The latest wave of Bitcoin Ordinals inscriptions has led to a steep increase in transaction fees and a substantial backlog in the Bitcoin mempool, with some users anticipating that these elevated fees will persist. Bitcoin miners are the obvious main beneficiaries of current sky-high transaction fees, but many other longtime market participants have little time for complaints.
The average transaction fee on the Bitcoin network, as of December 17, has soared to nearly $40, according to BitInfoCharts. There is also a significant backlog in the Bitcoin mempool. The transaction queue extended over 372 blocks, equating to a delay of nearly 2.6 days, based on the network’s processing capacity of 144 blocks per day.
At one point, Bitcoin’s mempool reached 372 MvB (mega virtual bytes), surpassing the levels induced by the Ordinals or BRC-20 frenzy earlier this year and even exceeding the cycle peak periods in 2017 and 2021.
Certainly, the process of clearing the global queue of Bitcoin transactions is not that straightforward; transactions do not necessarily take 2.6 days to be confirmed. Users can speed up confirmations for time-sensitive transactions by paying higher fees to miners.

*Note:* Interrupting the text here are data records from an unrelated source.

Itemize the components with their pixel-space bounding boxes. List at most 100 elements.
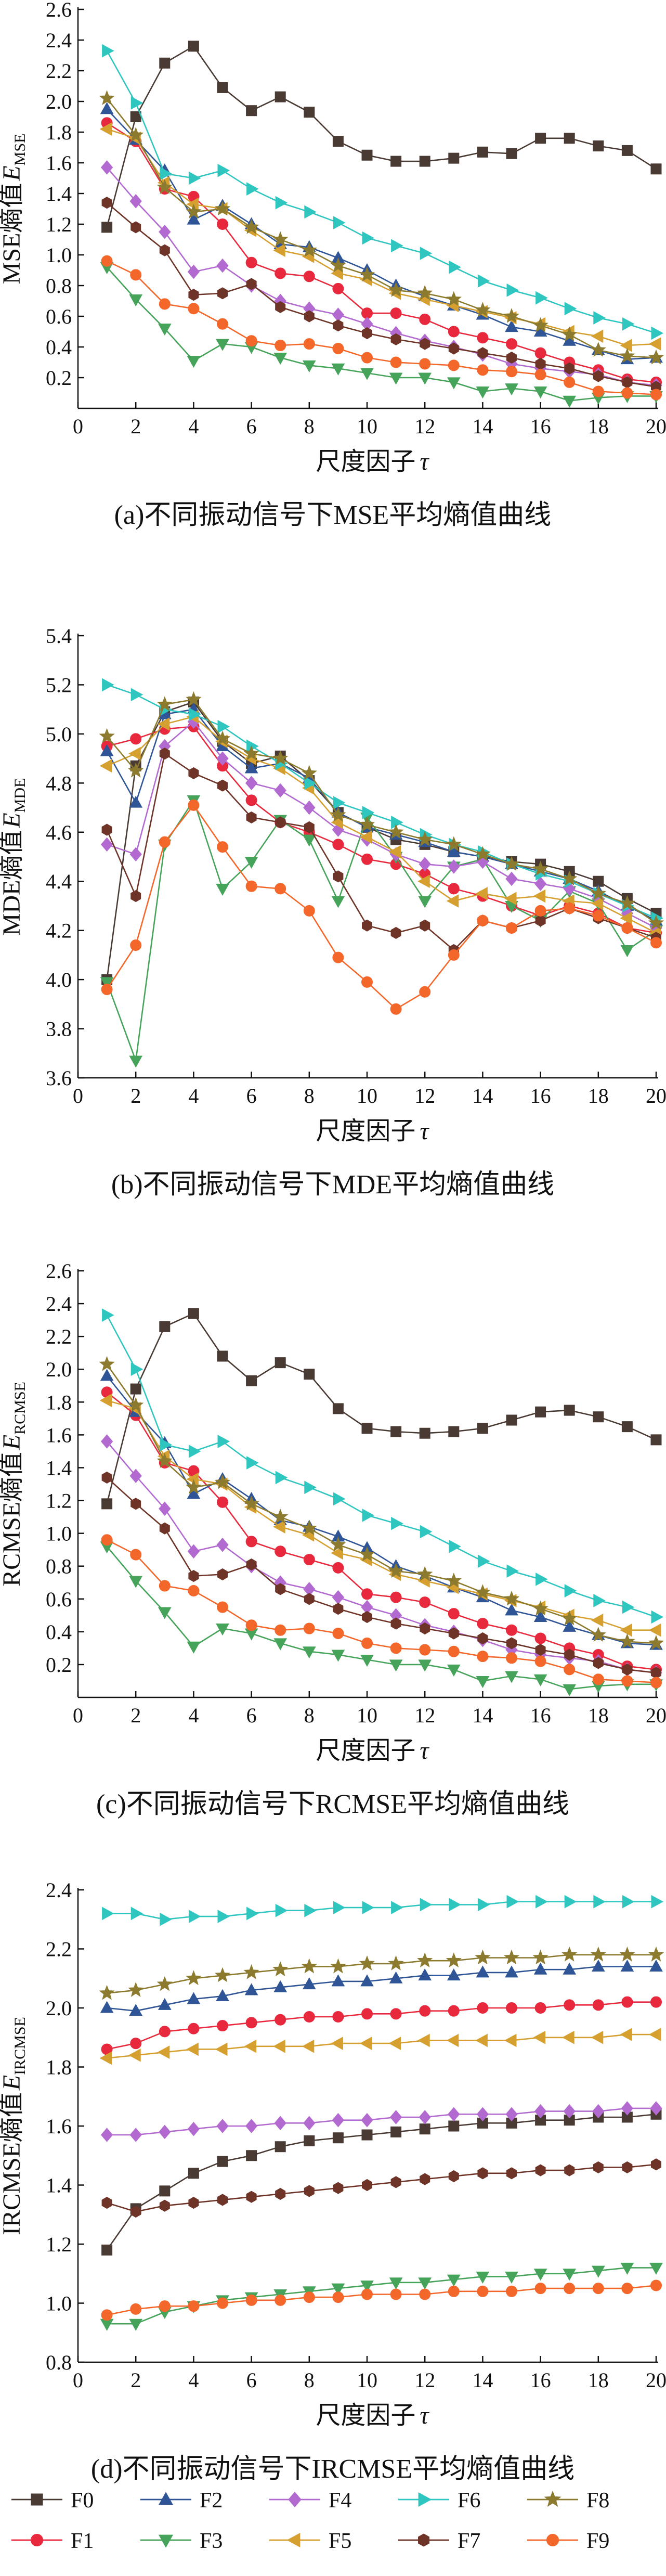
data-point-F3 <box>533 387 547 399</box>
data-point-F1 <box>419 2005 431 2017</box>
data-point-F6 <box>188 171 201 185</box>
y-tick-label: 0.6 <box>46 305 72 328</box>
data-point-F7 <box>188 289 199 301</box>
data-point-F6 <box>160 166 172 181</box>
data-point-F9 <box>534 905 546 917</box>
data-point-F6 <box>275 196 288 210</box>
data-point-F8 <box>417 1952 433 1968</box>
data-point-F2 <box>129 2004 143 2016</box>
data-point-F1 <box>332 839 344 851</box>
data-point-F1 <box>217 2020 228 2032</box>
data-point-F5 <box>648 1623 661 1637</box>
y-tick-label: 4.6 <box>46 821 72 844</box>
data-point-F8 <box>561 870 578 886</box>
data-point-F9 <box>534 2283 546 2295</box>
x-axis-label: 尺度因子 τ <box>316 2402 429 2429</box>
data-point-F0 <box>101 222 113 233</box>
data-point-F9 <box>303 338 315 350</box>
data-point-F6 <box>506 1895 519 1909</box>
data-point-F0 <box>390 156 402 167</box>
data-point-F0 <box>477 146 488 158</box>
data-point-F3 <box>129 1055 143 1068</box>
data-point-F8 <box>561 1610 578 1626</box>
data-point-F8 <box>619 895 635 910</box>
data-point-F1 <box>592 1999 604 2011</box>
data-point-F7 <box>217 287 228 300</box>
data-point-F1 <box>534 1632 546 1644</box>
data-point-F3 <box>360 1654 374 1667</box>
data-point-F1 <box>303 2011 315 2023</box>
data-point-F8 <box>475 302 491 317</box>
data-point-F5 <box>417 874 430 888</box>
data-point-F2 <box>100 744 114 756</box>
chart-4: 0.8 1.0 1.2 1.4 1.6 1.8 2.0 2.2 2.4 0 2 4 6 8 10 12 14 16… <box>0 1878 666 2484</box>
y-tick-label: 0.4 <box>46 336 72 359</box>
x-tick-label: 6 <box>246 415 257 438</box>
data-point-F5 <box>591 329 604 343</box>
series-line-F7 <box>106 753 657 951</box>
data-point-F5 <box>273 2039 285 2053</box>
data-point-F6 <box>275 1903 288 1917</box>
x-tick-label: 2 <box>130 2368 141 2392</box>
data-point-F6 <box>622 1895 635 1909</box>
data-point-F7 <box>622 1663 633 1676</box>
data-point-F8 <box>475 1949 491 1965</box>
data-point-F5 <box>99 2051 112 2065</box>
y-axis-label: MSE熵值 EMSE <box>0 134 29 285</box>
data-point-F4 <box>332 1590 345 1605</box>
y-axis-label-symbol: E <box>0 813 25 828</box>
data-point-F8 <box>359 266 375 282</box>
data-point-F8 <box>243 1964 259 1979</box>
y-tick-label: 2.2 <box>46 1325 72 1348</box>
data-point-F9 <box>361 976 373 988</box>
data-point-F2 <box>649 1960 663 1972</box>
data-point-F9 <box>101 255 113 267</box>
data-point-F9 <box>130 939 142 951</box>
data-point-F2 <box>129 795 143 808</box>
data-point-F9 <box>332 951 344 963</box>
data-point-F9 <box>159 1580 171 1592</box>
data-point-F3 <box>476 2271 490 2284</box>
x-tick-label: 0 <box>73 1084 83 1107</box>
data-point-F0 <box>304 107 315 118</box>
data-point-F1 <box>361 853 373 865</box>
data-point-F3 <box>302 834 316 847</box>
data-point-F7 <box>390 333 401 345</box>
data-point-F7 <box>506 2167 517 2180</box>
data-point-F3 <box>563 1684 577 1696</box>
data-point-F0 <box>332 2132 344 2144</box>
data-point-F4 <box>216 2119 229 2133</box>
series-F7 <box>101 748 661 956</box>
legend-entry-F4: F4 <box>269 2489 351 2513</box>
data-point-F0 <box>650 1434 662 1446</box>
x-axis-label-text: 尺度因子 <box>316 2402 415 2429</box>
y-tick-label: 0.8 <box>46 1555 72 1578</box>
series-F6 <box>102 1895 664 1926</box>
data-point-F2 <box>187 212 201 225</box>
series-line-F3 <box>106 800 657 1062</box>
legend-label: F8 <box>586 2489 609 2513</box>
data-point-F3 <box>418 896 432 908</box>
series-F3 <box>100 795 663 1068</box>
data-point-F8 <box>475 1584 491 1600</box>
x-tick-label: 8 <box>304 1084 315 1107</box>
data-point-F6 <box>651 1895 664 1909</box>
data-point-F6 <box>130 688 143 702</box>
data-point-F1 <box>477 1618 489 1630</box>
x-axis-label-text: 尺度因子 <box>316 1117 415 1145</box>
data-point-F3 <box>360 368 374 380</box>
data-point-F6 <box>391 1901 403 1914</box>
data-point-F2 <box>360 1974 374 1987</box>
data-point-F6 <box>275 1471 288 1485</box>
data-point-F6 <box>160 1438 172 1452</box>
data-point-F4 <box>650 2101 662 2116</box>
data-point-F8 <box>156 696 173 712</box>
data-point-F0 <box>246 2150 257 2161</box>
data-point-F7 <box>333 870 344 883</box>
data-point-F3 <box>505 1671 518 1683</box>
data-point-F6 <box>160 1912 172 1926</box>
y-axis-label-text: MSE熵值 <box>0 183 25 285</box>
data-point-F3 <box>476 1676 490 1688</box>
data-point-F1 <box>477 332 489 344</box>
x-tick-label: 2 <box>130 1084 141 1107</box>
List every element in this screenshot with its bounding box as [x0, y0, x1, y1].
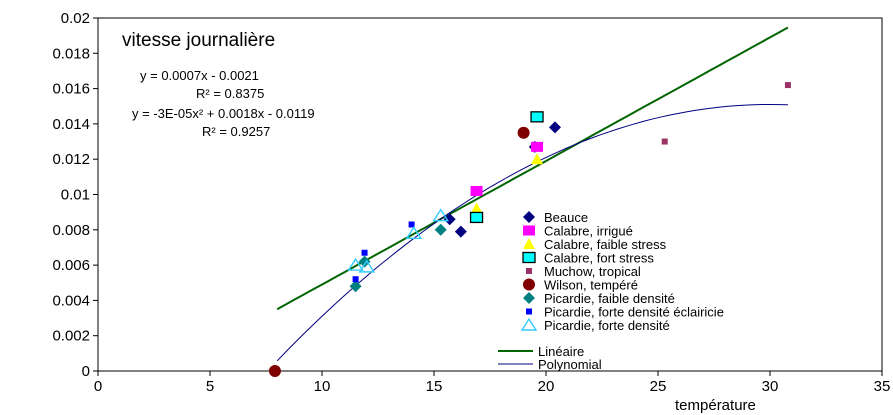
legend-marker	[523, 211, 535, 223]
legend-label: Linéaire	[538, 344, 584, 359]
data-point	[784, 82, 791, 89]
data-point	[352, 276, 359, 283]
x-tick-label: 25	[650, 378, 667, 395]
poly-r2: R² = 0.9257	[202, 124, 270, 139]
data-point	[361, 249, 368, 256]
legend-marker	[523, 278, 535, 291]
fit-line-linear	[276, 26, 789, 311]
data-point	[531, 141, 544, 152]
data-point	[661, 138, 668, 145]
x-tick-label: 35	[874, 378, 891, 395]
y-tick-label: 0.016	[52, 81, 90, 98]
legend-marker	[526, 268, 532, 274]
x-tick-label: 30	[762, 378, 779, 395]
data-point	[434, 223, 447, 236]
y-tick-label: 0.01	[61, 187, 90, 204]
data-point	[408, 221, 415, 228]
y-tick-label: 0.012	[52, 151, 90, 168]
data-point	[405, 226, 423, 240]
data-point	[517, 126, 530, 139]
y-tick-label: 0.014	[52, 116, 90, 133]
y-tick-label: 0.002	[52, 328, 90, 345]
legend-marker	[523, 238, 535, 249]
data-point	[454, 225, 467, 238]
legend-label: Polynomial	[538, 357, 602, 372]
chart-marks	[268, 26, 791, 377]
legend-label: Wilson, tempéré	[544, 278, 638, 293]
x-tick-label: 15	[426, 378, 443, 395]
data-point	[432, 208, 449, 222]
legend-marker	[523, 292, 535, 304]
y-tick-label: 0	[82, 363, 90, 380]
y-tick-label: 0.018	[52, 45, 90, 62]
axes: 0 0.002 0.004 0.006 0.008 0.01 0.012 0.014 0.016…	[52, 10, 890, 395]
data-point	[531, 153, 544, 165]
data-point	[347, 257, 364, 271]
x-tick-label: 10	[314, 378, 331, 395]
data-point	[358, 255, 371, 268]
legend-label: Picardie, forte densité éclairicie	[544, 305, 724, 320]
x-tick-label: 20	[538, 378, 555, 395]
data-point	[469, 211, 484, 224]
data-point	[443, 213, 456, 226]
x-tick-label: 5	[206, 378, 214, 395]
y-tick-label: 0.008	[52, 222, 90, 239]
chart-title: vitesse journalière	[122, 30, 275, 51]
x-tick-label: 0	[94, 378, 102, 395]
legend-marker	[522, 251, 536, 264]
legend-label: Calabre, fort stress	[544, 251, 654, 266]
data-point	[470, 202, 483, 214]
legend-marker	[526, 308, 532, 315]
data-point	[349, 280, 362, 293]
poly-equation: y = -3E-05x² + 0.0018x - 0.0119	[132, 106, 315, 121]
linear-r2: R² = 0.8375	[196, 86, 264, 101]
legend-label: Calabre, faible stress	[544, 237, 667, 252]
y-tick-label: 0.004	[52, 292, 90, 309]
data-point	[358, 259, 376, 273]
chart-texts: vitesse journalière y = 0.0007x - 0.0021…	[122, 30, 756, 414]
legend-label: Picardie, forte densité	[544, 318, 670, 333]
legend-label: Muchow, tropical	[544, 264, 641, 279]
legend-label: Picardie, faible densité	[544, 291, 675, 306]
y-tick-label: 0.006	[52, 257, 90, 274]
data-point	[470, 185, 483, 196]
data-point	[548, 121, 561, 134]
x-axis-label: température	[675, 397, 756, 414]
legend-marker	[520, 317, 538, 331]
legend-label: Calabre, irrigué	[544, 224, 633, 239]
linear-equation: y = 0.0007x - 0.0021	[140, 68, 259, 83]
data-point	[530, 111, 544, 123]
data-point	[268, 365, 281, 377]
legend-label: Beauce	[544, 210, 588, 225]
legend-marker	[523, 225, 535, 236]
y-tick-label: 0.02	[61, 10, 90, 27]
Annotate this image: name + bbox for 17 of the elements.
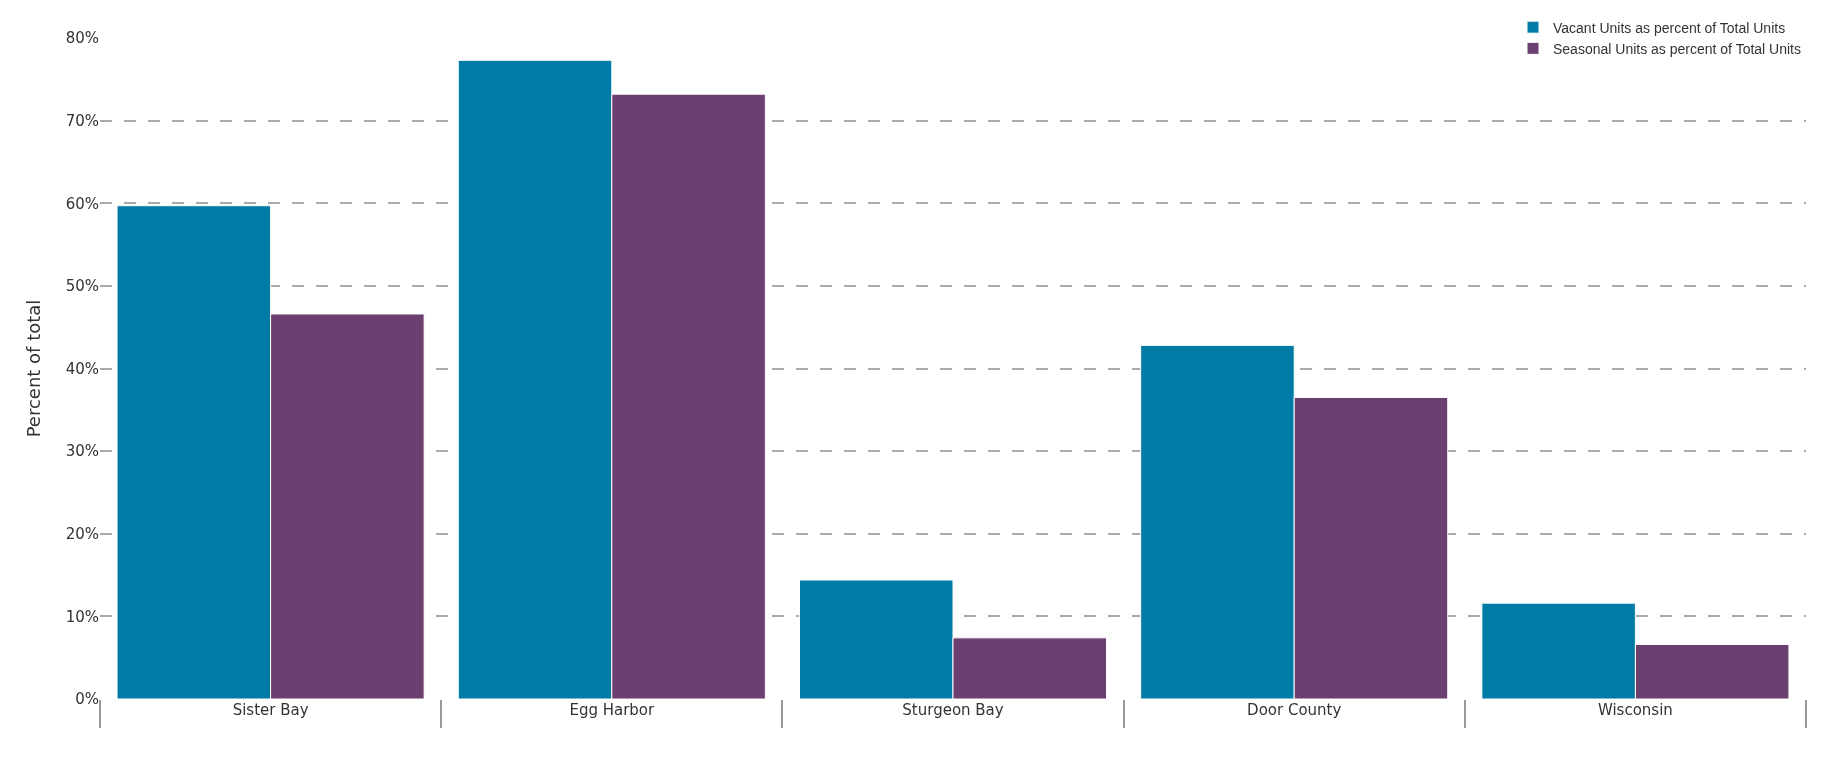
x-tick-label: Wisconsin	[1597, 701, 1673, 719]
y-tick-label: 50%	[65, 277, 99, 296]
y-axis-title: Percent of total	[22, 299, 44, 438]
y-tick-label: 30%	[65, 442, 99, 461]
y-tick-label: 70%	[65, 111, 99, 130]
y-tick-label: 60%	[65, 194, 99, 213]
x-tick-label: Door County	[1247, 701, 1342, 719]
legend-label: Seasonal Units as percent of Total Units	[1553, 40, 1801, 57]
y-tick-label: 40%	[65, 359, 99, 378]
y-tick-label: 20%	[65, 525, 99, 543]
y-tick-label: 80%	[65, 29, 99, 48]
y-tick-label: 0%	[75, 690, 99, 709]
y-tick-label: 10%	[65, 607, 99, 626]
legend-label: Vacant Units as percent of Total Units	[1553, 19, 1786, 36]
x-tick-label: Egg Harbor	[569, 701, 656, 719]
x-tick-label: Sturgeon Bay	[902, 701, 1004, 719]
x-tick-label: Sister Bay	[232, 701, 309, 719]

Miners are currently enjoying the best USD revenues in years. Until recently, their revenue primarily depended on the block reward, the 6.25 BTC per block created, with transaction fees contributing a mere 2% to the overall revenue. However, with the surging interest in NFTs and BRC-20s, transaction fees have become a much more significant part of miners’ earnings.
The fact that casual on-chain spending becomes unviable for many smaller investors is only further intensifying the ongoing debate within the Bitcoin community.
Some Bitcoin Core developers label Ordinals as a spam ‘bug’ only possible because of a ‘vulnerability,’ and hence should be fixed. Somehow, inscriptions have even been classified as cybersecurity risk in the U.S. National Vulnerability Database. They have already been filtered by the new @LukeDashjr’s Ocean Mining pool and its Bitcoin Knots node and wallet. Chances are, the future Bitcoin Core v27 upgrade might also filter them. However, the effectiveness and necessity of these methods to stop inscriptions are subjects of intense debate.
However, a recent Glassnode report reveals that despite the hype around inscriptions, most block space is still full of monetary transfers. The lead on-chain analyst from @Glassnode highlighted in TwiXter several counter-intuitive facts about inscriptions from this report:
“Inscriptions are: - Primarily tiny text files (order of mag > Images)- Around 50% of daily transactions- Less than 10% of block data size (bytes) Pay ~20% to 40% of fees”
“Monetary transfers still account for:- 90% of the block data footprint- 60% to 80% of the fees paid- Yet are 50% of the transactions”
Meanwhile, some prominent figures in the Bitcoin community suggest that transaction fees reaching double digits are just a preview of future trends. To mitigate these rising costs, they advocate for adopting layer-2 solutions such as Lightning Network, designed specifically to cater to mass adoption.